昨日、中田英寿が久しぶりにテレビ番組に生出演しているところを見た。

今の肩書きは「旅人」らしい。引退以降、1年3ヵ月の間に40カ国以上の国と地域を周っているとのこと。中継はドバイから行われていたのだが、「これまでの旅でいくらくらい使いましたか?」という質問に対して、「自分では把握していない、会計士に聞かないと」といった回答をしているの見て、中田英寿という人間と彼をテレビ画面を通じて見ている人々との間には、日本−ドバイ間という物理的な距離以上にかけ離れたものがあると素直に感じてしまった。

一つ非常に引かれたのは、「旅を通じてどんなことに気づきましたか?」と聞かれた時に彼が発言した、「特定の場所に余るほどあるものが、別の場所には全く足りていない、ということが非常に多いように思う。余っているところから足りないところへと移すことを考えていきたい」といった主旨のコメント。

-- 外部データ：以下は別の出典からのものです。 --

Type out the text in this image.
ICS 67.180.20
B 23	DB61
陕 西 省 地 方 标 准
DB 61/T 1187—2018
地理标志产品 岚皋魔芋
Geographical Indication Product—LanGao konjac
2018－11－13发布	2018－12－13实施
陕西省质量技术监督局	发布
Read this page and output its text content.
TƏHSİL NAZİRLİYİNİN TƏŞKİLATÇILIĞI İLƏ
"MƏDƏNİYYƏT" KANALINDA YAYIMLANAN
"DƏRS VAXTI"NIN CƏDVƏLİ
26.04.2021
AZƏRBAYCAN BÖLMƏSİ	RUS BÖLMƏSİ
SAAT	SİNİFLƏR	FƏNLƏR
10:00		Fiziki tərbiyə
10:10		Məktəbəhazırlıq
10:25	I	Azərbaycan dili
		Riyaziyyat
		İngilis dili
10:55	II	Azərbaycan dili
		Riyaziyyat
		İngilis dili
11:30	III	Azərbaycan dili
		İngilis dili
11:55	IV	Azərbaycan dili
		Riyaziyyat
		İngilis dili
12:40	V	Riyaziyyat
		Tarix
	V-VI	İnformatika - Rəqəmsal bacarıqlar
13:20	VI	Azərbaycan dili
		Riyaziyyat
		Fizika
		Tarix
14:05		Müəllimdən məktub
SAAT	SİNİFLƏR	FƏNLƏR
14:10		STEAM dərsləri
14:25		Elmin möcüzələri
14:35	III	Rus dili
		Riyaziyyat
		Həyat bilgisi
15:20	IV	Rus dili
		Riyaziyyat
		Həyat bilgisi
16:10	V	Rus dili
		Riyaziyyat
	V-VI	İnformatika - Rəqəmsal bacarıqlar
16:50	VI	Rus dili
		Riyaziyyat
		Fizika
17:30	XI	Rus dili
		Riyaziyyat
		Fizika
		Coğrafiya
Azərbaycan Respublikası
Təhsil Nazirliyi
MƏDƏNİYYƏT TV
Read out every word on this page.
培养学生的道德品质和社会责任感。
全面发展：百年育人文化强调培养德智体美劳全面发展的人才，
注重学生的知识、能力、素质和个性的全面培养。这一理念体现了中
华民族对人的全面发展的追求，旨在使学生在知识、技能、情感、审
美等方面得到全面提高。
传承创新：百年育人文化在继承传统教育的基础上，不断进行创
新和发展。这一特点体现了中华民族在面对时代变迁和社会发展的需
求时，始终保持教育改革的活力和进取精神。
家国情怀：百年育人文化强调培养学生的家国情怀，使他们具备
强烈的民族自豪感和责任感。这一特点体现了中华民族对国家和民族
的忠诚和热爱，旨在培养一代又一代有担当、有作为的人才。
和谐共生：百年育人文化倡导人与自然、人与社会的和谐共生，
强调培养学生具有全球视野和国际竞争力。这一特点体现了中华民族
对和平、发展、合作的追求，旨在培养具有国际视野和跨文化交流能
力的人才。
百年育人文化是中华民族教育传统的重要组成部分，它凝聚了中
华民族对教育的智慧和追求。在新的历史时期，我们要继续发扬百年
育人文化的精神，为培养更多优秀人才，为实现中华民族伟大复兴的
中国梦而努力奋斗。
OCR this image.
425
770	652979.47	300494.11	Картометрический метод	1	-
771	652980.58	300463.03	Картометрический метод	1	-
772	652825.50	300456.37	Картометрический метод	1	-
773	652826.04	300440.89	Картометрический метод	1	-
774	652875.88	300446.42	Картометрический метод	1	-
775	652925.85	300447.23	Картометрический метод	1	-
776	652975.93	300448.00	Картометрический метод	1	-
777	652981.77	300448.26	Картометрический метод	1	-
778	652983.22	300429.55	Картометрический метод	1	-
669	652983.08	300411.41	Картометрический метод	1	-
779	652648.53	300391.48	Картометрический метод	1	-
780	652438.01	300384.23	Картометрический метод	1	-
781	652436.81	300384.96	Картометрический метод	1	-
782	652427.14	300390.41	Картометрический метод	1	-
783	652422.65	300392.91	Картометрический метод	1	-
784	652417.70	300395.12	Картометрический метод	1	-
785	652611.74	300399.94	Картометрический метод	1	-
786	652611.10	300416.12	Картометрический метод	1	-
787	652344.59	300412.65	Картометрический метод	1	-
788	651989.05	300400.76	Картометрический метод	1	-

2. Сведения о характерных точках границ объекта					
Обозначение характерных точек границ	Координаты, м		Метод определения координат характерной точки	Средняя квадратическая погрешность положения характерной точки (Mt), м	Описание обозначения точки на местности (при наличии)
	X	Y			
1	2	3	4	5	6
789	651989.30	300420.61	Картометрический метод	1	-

「ある」所から「無い」所へ移すというのは、経済活動の最も基本的な要素の一つであって、彼がそうしたことを意識しているかいないかはわからない。ただ、経済活動は「差」を生じさせる力と埋め合わせる力を併せ持っているという現実を目の当たりにすることによって、彼自身何かを感じたのかもしれない。もちろんこれは想像にすぎないが、想像するのは自由だし、圧倒的な財を持っている人間として彼が今後どんな行動を取るのかについて、少し興味が湧いてきた。